I heard a comedian the other day that said that the best way to secure airlines was to issue every passenger a gun when they boarded the plane. WHoever pulls their gun first is the terrorist. Whoever pulls their gun second is everybody else. Good luck to the terrorist.

Seriously, though, to anaymous above asking about airline security - the 9/11 attacks were made possible because of two factors:

1.) Unsecured cockpits on planes
2.) The belief, based on historical data, that if the people on board would just cooperate, that they would be ransomed and would probably survive the incident (as had happened in every other hijacking to date.

Neither one of these factors exist anymore. Cockpit doors are hardened vaults, and no group of passengers on a plane is ever going to allow a guy with a box cutter to take control of the plane ever again, because the historical data has changed to where now, if you let them have control, you probably die.

Pre-9/11 security measures at the gate would be more than sufficient. Metal detector and bag x-ray. DOne.

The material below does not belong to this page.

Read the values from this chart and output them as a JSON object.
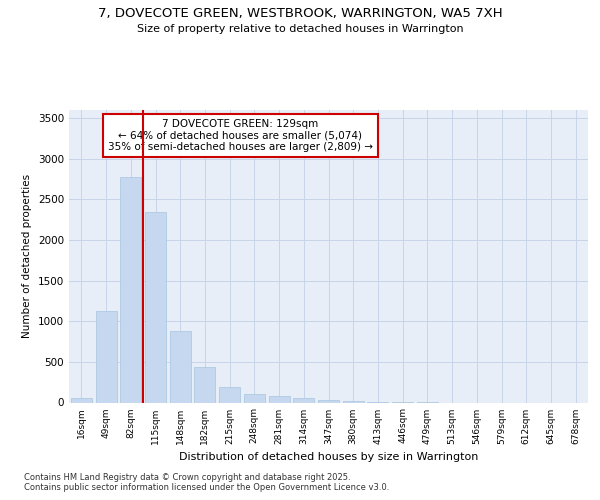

All else is just security theater, and proof of that is that these new methods have never actually stopped anyone from getting on a plane with a weapon. All of the examples of guns found by the TSA were found by pre-9/11 security measures.

The actual risk to you of terrorism is so massively low that it doesn't even register on a bar chart compared to the risk of allowing a government to run roughshod over our privacy and right to our effects. If you look at the last 100 years, the people killed by terrorists is microscopic compared to the numbers killed by intrusive, overbearing governments. There, my friend, lies the true risk.

I would be absolutely fine flying on an airline that didn't search you or restrict you at all, so long as the cockpit doors are secured. I'd take my gun on board with me, and any person who wanted to cause problems would get two to center mass before they finished their first "allahu ackbar!"